The technical indicators are sending mixed signals. The Relative Strength Index (RSI) is at 30.25, which is in neutral territory. Meanwhile, the Moving Average Convergence Divergence (MACD) is negative at -1.54, sitting below its signal line of -0.65, which points to ongoing bearish pressure. Analysts watching the charts note key resistance at $66.00 and support near $57.50, suggesting the potential for some volatility in the near term.
Looking ahead, the next major event for the stock is likely the estimated earnings report on May 7, 2026. Expectations are for an earnings per share (EPS) of $1.41, up from $1.32, and revenue of $294.86 million, up from $276.99 million. At a price-to-earnings (P/E) ratio of 15.8x, the stock is seen as fairly valued.
The analyst consensus still leans positive, with a Buy rating and an average price target of $77.78. However, recent actions show some caution. Jefferies maintained a Hold rating but lowered its price target to $66.00 on February 2. Back in November, Canaccord Genuity reiterated a Buy but lowered its target to $88.00, and Jefferies had previously cut its target to $71.00 in late October.
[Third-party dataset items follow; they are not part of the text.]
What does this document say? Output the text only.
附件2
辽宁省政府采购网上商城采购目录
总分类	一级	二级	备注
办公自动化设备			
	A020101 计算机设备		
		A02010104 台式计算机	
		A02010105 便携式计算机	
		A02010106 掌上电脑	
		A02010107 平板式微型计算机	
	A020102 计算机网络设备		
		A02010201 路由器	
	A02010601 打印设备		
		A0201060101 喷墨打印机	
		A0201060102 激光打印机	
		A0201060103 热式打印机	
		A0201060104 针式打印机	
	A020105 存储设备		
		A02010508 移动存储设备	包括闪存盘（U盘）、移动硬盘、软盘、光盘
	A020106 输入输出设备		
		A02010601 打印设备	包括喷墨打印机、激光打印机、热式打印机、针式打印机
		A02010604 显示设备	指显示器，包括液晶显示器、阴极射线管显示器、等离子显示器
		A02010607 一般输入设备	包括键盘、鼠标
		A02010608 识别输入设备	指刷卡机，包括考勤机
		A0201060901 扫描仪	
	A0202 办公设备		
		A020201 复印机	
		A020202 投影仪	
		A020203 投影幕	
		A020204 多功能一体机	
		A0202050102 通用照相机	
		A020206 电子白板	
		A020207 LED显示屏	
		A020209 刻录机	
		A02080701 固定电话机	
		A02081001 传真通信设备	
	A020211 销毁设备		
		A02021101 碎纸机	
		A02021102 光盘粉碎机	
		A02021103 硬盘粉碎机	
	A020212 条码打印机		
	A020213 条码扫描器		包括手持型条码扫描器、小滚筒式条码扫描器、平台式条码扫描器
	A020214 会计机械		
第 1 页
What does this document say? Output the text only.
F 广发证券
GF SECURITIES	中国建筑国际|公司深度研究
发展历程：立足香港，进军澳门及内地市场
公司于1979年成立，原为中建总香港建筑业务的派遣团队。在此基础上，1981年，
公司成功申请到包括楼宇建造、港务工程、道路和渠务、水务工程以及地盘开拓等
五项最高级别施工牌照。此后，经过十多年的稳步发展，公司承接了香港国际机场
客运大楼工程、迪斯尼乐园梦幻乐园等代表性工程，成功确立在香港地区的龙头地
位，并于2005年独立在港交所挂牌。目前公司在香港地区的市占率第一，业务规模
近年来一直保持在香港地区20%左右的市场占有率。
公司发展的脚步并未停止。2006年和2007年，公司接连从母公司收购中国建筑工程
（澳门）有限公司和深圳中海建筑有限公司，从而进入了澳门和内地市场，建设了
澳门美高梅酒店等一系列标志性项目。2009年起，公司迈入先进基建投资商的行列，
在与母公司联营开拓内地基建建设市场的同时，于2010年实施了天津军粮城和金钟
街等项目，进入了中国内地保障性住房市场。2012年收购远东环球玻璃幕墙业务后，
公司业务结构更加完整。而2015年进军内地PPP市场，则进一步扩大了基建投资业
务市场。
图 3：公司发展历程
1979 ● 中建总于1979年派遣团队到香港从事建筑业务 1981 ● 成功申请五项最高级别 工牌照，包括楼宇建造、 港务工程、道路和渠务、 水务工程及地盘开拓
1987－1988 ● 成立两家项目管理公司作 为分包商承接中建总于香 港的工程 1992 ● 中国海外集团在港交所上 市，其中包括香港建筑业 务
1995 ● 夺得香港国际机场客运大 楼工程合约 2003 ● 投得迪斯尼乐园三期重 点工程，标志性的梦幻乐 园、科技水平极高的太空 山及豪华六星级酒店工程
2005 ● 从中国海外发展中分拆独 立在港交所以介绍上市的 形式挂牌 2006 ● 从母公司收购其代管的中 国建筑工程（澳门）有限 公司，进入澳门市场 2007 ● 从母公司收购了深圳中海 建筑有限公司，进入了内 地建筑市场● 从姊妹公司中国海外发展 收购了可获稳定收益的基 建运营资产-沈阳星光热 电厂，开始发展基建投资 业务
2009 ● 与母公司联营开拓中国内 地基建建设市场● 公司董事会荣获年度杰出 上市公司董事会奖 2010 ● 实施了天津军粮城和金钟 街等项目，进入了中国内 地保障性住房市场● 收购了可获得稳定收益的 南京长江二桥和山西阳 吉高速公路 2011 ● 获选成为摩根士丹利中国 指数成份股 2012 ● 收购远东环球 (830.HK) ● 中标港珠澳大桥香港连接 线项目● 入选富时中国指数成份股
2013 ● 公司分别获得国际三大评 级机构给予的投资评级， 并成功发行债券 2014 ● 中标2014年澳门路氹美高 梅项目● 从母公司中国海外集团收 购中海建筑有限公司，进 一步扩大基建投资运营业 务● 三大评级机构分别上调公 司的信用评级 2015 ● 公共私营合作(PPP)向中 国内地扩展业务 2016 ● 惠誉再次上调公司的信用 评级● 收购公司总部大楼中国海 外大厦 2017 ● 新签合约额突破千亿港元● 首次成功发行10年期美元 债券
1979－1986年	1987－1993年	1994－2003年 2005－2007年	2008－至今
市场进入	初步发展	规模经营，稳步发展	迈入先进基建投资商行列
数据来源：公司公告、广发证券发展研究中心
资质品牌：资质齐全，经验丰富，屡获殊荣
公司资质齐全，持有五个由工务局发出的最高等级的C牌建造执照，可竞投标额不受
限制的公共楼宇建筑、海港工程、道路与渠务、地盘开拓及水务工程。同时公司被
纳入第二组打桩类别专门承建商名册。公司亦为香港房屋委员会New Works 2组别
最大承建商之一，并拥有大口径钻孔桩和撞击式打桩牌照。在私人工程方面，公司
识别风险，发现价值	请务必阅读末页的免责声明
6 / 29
For ETF investors, Prestige Consumer Healthcare is a name to know in a couple of funds. It has a 3.92% weight in the SPDR S&P Pharmaceuticals ETF (XPH) and a 2.64% weight in the Schwab Ariel ESG ETF (SAEF). What that means is pretty straightforward: significant money moving into or out of these ETFs can force automatic buying or selling of PBH shares, adding another layer to its price movements.
So, in summary: Prestige is making a huge, strategic acquisition to help you breathe easier. Whether that will help its shareholders breathe easier too remains the billion-dollar question. The deal looks smart on paper for the long-term portfolio, but the stock itself is currently dealing with some short-term headwinds.